Consequently, the Bennets’ house is just large enough for a family of seven, but not spacious, and it is even a bit shabby and unkempt. The house in fact is a reflection of the Bennet family: often indecorous yet completely oblivious of their appearance to others. The regular impropriety of the whole family, led by Mrs Bennet but sometimes including even Mr Bennet, is depicted throughout the movie in obvious as well as subtle ways, usually to the embarrassment of Lizzy but nevertheless accepted by her, sometimes too much so.
In the BBC adaptation the Bennet family’s unseemliness was portrayed too innocently and played for comic relief, making Darcy’s criticism of their faults seem a bit heartless rather than the accurate, if badly expressed, observation that it should be. But here, the foolishness of the Bennet girls and especially their mother, however well-intentioned, is absolutely pathetic, making you disgusted by them at the same time you pity them.
In stark contrast to the Bennets’ impropriety and the disorderliness of their home is the perfectly proportioned manor at Pemberley, whose architectural principles seem to reflect the moral stature of its proprietor. The structural order is appropriately translated by the cinematography, which introduces Pemberley House by at least four consecutive shots of Peter Greenaway-like symmetry.
The cinematography throughout the film is “quiet” but interesting, and there is a very effective long shot moving about a party that economically reveals great insights into the members of the Bennet family and their interactions with the other partygoers. Another memorable party scene shows Lizzy trying to juggle two conversations while dancing a minuet — all before her obligatory verbal jousting with Darcy (look, they’re dance-fighting!).
I went into it fully expecting to hate the originally-a-hottie-turned-professionally-haughty Keira Knightley, but I ended up liking her character or at least sympathizing with Lizzy in contrast to her ridiculous family. My only criticism of Knightley’s performance would be that she made Lizzy look too young. Admittedly I get the story confused with Little Women, but it was hard to believe Lizzy was the second oldest when one of her younger sisters claimed to be 27 [my bad, it was Lizzy’s friend Charlotte Lucas, not her sister].
Matthew MacFadyen plays Darcy a bit more straight faced than Colin Firth, but he didn’t have much choice, since any more facial expression on his part would seem too imitative of Firth’s aloof natural sneer. By the end of the first act I had totally accepted him as Darcy, if not displacing Firth outright in my mind. He never emerges from a pond or any other body of water, but for the final scene he does seem to materialize out of the fog (which I suppose is a kind of airborne body of water) with his shirt conspicuously unbuttoned.

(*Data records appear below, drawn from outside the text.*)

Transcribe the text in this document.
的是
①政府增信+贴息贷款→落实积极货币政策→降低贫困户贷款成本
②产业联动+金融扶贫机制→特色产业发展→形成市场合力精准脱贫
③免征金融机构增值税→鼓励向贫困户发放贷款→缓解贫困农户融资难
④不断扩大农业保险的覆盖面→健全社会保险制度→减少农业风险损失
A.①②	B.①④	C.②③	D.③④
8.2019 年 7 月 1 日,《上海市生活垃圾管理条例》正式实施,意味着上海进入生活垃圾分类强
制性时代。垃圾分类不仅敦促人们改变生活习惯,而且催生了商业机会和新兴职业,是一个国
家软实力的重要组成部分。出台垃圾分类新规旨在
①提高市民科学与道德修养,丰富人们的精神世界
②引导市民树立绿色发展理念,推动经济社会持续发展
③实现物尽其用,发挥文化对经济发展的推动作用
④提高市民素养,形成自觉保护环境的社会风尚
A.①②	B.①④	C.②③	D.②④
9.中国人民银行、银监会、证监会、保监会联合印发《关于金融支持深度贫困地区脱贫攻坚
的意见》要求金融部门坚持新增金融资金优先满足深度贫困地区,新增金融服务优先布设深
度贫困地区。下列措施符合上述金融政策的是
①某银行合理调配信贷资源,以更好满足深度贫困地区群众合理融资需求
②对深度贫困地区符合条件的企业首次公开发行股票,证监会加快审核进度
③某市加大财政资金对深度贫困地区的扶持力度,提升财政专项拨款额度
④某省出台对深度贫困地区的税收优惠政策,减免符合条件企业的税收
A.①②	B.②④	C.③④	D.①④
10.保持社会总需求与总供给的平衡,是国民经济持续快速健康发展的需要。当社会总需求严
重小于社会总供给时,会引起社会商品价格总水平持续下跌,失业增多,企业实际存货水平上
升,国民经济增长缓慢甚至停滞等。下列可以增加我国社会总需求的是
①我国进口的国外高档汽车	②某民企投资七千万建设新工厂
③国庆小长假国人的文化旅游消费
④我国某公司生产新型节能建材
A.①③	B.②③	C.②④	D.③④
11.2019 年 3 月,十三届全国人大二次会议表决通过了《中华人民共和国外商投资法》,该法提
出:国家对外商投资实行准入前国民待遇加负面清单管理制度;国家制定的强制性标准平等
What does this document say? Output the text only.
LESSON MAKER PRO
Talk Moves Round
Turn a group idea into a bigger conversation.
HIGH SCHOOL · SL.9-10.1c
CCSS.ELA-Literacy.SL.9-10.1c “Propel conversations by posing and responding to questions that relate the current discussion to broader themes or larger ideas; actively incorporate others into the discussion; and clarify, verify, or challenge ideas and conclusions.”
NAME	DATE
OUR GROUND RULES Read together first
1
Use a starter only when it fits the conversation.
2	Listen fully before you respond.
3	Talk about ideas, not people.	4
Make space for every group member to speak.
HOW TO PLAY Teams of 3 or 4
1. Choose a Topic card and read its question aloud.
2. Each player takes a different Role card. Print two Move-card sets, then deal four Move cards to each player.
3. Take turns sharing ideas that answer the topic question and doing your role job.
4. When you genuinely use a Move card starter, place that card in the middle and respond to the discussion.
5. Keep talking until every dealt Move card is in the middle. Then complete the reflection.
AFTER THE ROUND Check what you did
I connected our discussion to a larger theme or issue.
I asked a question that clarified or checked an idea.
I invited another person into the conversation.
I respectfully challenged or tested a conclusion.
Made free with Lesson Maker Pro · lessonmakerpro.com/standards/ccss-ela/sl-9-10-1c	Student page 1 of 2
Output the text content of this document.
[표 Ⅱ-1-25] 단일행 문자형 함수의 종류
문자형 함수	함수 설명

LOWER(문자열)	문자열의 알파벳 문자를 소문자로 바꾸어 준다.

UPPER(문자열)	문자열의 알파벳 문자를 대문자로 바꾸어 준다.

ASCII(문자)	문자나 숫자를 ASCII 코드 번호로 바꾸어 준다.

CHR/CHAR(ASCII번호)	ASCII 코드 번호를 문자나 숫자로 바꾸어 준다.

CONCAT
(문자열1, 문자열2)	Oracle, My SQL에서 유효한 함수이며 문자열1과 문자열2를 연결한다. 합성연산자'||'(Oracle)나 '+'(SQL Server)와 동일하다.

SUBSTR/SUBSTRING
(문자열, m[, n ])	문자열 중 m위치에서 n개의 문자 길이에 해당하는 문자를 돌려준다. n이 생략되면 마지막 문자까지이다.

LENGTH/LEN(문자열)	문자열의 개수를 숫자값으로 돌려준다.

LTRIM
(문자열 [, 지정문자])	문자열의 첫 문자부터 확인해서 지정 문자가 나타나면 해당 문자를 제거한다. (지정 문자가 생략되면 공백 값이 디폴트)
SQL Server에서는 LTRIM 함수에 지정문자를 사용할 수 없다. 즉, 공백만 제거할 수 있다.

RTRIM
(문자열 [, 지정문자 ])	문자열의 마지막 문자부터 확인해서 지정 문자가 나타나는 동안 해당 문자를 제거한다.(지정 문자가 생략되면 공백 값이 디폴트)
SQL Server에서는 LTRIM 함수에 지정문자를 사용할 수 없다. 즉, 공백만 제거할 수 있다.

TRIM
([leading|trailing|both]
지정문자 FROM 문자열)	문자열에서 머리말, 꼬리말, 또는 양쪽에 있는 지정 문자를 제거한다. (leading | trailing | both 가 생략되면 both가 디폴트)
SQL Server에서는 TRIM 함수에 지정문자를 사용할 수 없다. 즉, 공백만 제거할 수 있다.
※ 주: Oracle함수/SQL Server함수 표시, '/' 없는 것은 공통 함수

Lady Catherine is somewhat too obviously played by Judi Dench, channelling her Lady Bracknell of three years ago. I wished that Knightley played Lizzy’s final confrontation with Lady Catherine a bit more passive-aggressively instead of letting it escalate so quickly to the raised-voice stage, but it is only a two-hour movie. The other climactic confrontation, Darcy’s first proposal, is handled fine.
Donald Sutherland was the biggest stumbling block originally, and even by the end he still stood out the most in a movie with mostly unknown faces, but his performance did not hinder the movie. The Bennet girls are made to look so average-looking that I didn’t even recognize Jena Malone (Donnie Darko) as Lydia. Brenda Blethyn deserves special mention as the intolerable yet pitiable Mrs. Bennet, and Tom Hollander invests Mr. Collins with an earnestness that never betrays the comic relief he provides. For such a well known story, it is a remarkable accomplishment that every character feels like a real person and never a caricature, something that can’t be said even for Polanski’s commendable adaptation of Dickens this year.
At the start of my review I thought I was going to say “it was a good adaptation but I probably won’t see it again soon.” But now, after thinking about it a bit more just while writing this review, I already want to see it again.